When they actually had school, I was in a mad rush to make up for everything I didn’t get done because of those same snow days.
My husband says—You’re eating lunch with them at home. Doesn’t that count?
No. That does not count.
Finally, on the last day of January I resigned myself to the truth: I’d failed: A five year streak of faithfulness broken by winter weather and a packed calendar.
Funny thing is, the one daughter who I thought would be bruised and destroyed forever by my failure never even noticed. She didn’t pressure me about it, didn’t nag or pester.
So, I’m not telling her I missed out on January’s cafeteria lunch. It’ll be our little secret. I just went early in February and hoped for the best.
At the beginning of this year, I set some goals in four areas of my life: Marriage, Parenting, Ministry, and Self-Care.
I’ve been replacing soda with water or green tea.
I’ve been exercising and listening to podcasts while packing my kids’ school lunches.
But there’s one that’s harder to do. It’s not a box to check off or a physical habit to create.
It’s this: Choose to be gentle with myself.
It means not letting Mom Guilt terrorize my like the tyrant it is.
It means not listening to my self-criticizing internal dialogue.
It means putting a Lunchable in my kids’ lunch box every once in a while.
It means not beating myself up if I occasionally have to order pizza for dinner or go for the quick-fix like boxed macaroni and cheese.
It means laughing instead of berating myself if I forget, and cutting myself off from chores in the evenings so I can spend some time with a cup of hot tea and a book.
And yes.
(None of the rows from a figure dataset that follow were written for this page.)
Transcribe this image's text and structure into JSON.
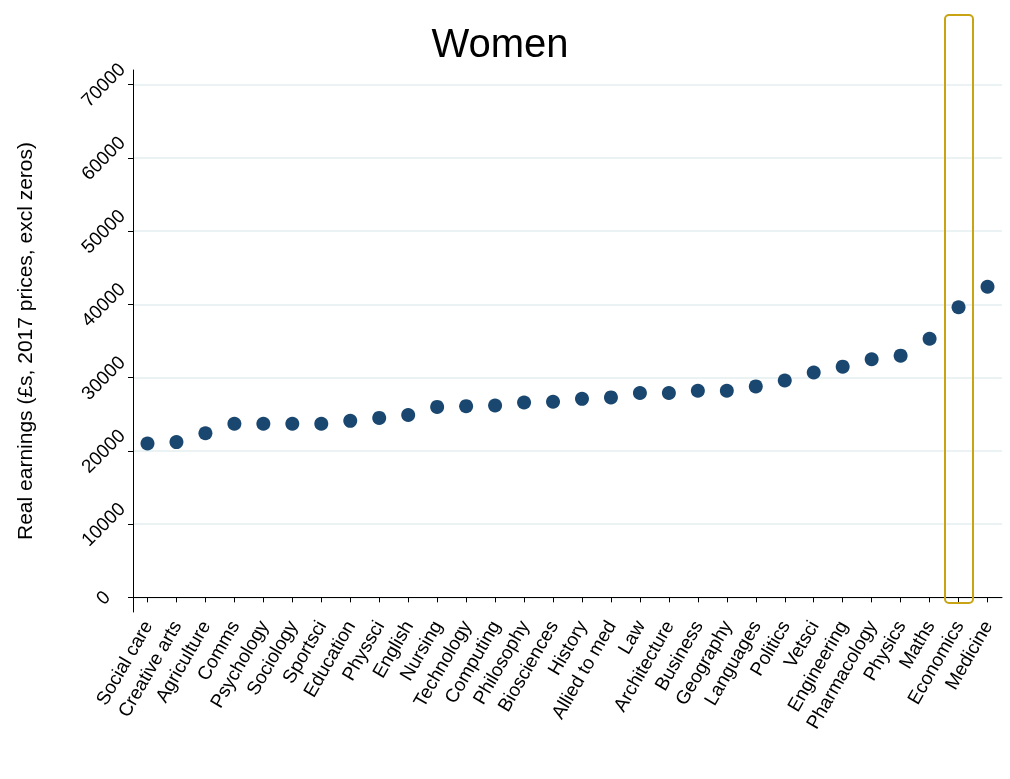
{
  "chart_data": {
    "type": "scatter",
    "title": "Women",
    "ylabel": "Real earnings (£s, 2017 prices, excl zeros)",
    "categories": [
      "Social care",
      "Creative arts",
      "Agriculture",
      "Comms",
      "Psychology",
      "Sociology",
      "Sportsci",
      "Education",
      "Physsci",
      "English",
      "Nursing",
      "Technology",
      "Computing",
      "Philosophy",
      "Biosciences",
      "History",
      "Allied to med",
      "Law",
      "Architecture",
      "Business",
      "Geography",
      "Languages",
      "Politics",
      "Vetsci",
      "Engineering",
      "Pharmacology",
      "Physics",
      "Maths",
      "Economics",
      "Medicine"
    ],
    "series": [
      {
        "color": "#1a476f",
        "values": [
          21000,
          21200,
          22400,
          23700,
          23700,
          23700,
          23700,
          24100,
          24500,
          24900,
          26000,
          26100,
          26200,
          26600,
          26700,
          27100,
          27300,
          27900,
          27900,
          28200,
          28200,
          28800,
          29600,
          30700,
          31500,
          32500,
          33000,
          35300,
          39600,
          42400
        ]
      }
    ],
    "ylim": [
      -2000,
      72000
    ],
    "yticks": [
      0,
      10000,
      20000,
      30000,
      40000,
      50000,
      60000,
      70000
    ],
    "grid": "y",
    "marker": "circle"
  }
}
The struggle is real to let go and choose grace.
I still have this nagging sense of guilt that I didn’t make it to the school for those lunches in January. It’ll probably plague me for a long time. Because I can’t go back and fix it. I can’t make it all perfect.
Then I read what the Psalmist said:
Trust in the Lord, and do good;
dwell in the land and befriend faithfulness.
4 Delight yourself in the Lord,
and he will give you the desires of your heart.5 Commit your way to the Lord;
trust in him, and he will act.
(Psalm 37:3-5 ESV).
Trust Him and do good. That’s what it says.
It seems I spend a whole lot of time and effort trying to “do perfect” or “do all.”
But that’s not what God asks of any of us.
God doesn’t expect perfection because He knows we’re imperfect.
He simply asks us to trust Him, “do good” and keep doing good. Choose the right things. Show up day after day. Be faithful.
Even more than that, don’t try to figure it all out or make it all work.
He’s not going to give us the desires of our heart because we worked like mad-women to make them happen.
He gives us the desires of our heart when our greatest desire is for Him.
And after Jesus, what is it that my heart desires? It’s to love my kids to Christ. One missed lunch isn’t going to change that.
You cannot be perfect today. Neither can I.
But we can trust God and do good and leave everything in His hands.
And we can choose to be a little gentle with ourselves today.
Shrug off some shame and step into some grace.
Let go of some expectations and cling to the freedom Christ offers.
Reblogged this on Talmidimblogging.
I woke up grouchy with myself this morning and then, read your post. Thank you. Your message reminds me to be gentle with myself. I can’t stop this physical pain from arthritis, but, how I deal with the emotions that come from the pain can truly change my attitude. I will not be perfect today, but, I trust God to take care of me. 🙂 I am blessed to have a wonderful husband who understands my pain and helps me deal with it. 🙂
How beautiful that your husband is so understanding! We’re so much harder on ourselves. I had a friend share with me once how hard it was to feel like she couldn’t ‘do’ because of chronic illness. It was so hard to feel unproductive—like so much of her identity had been based on getting things done and now she just couldn’t. So difficult. She had to be gentle with herself, too! Praying for your day!!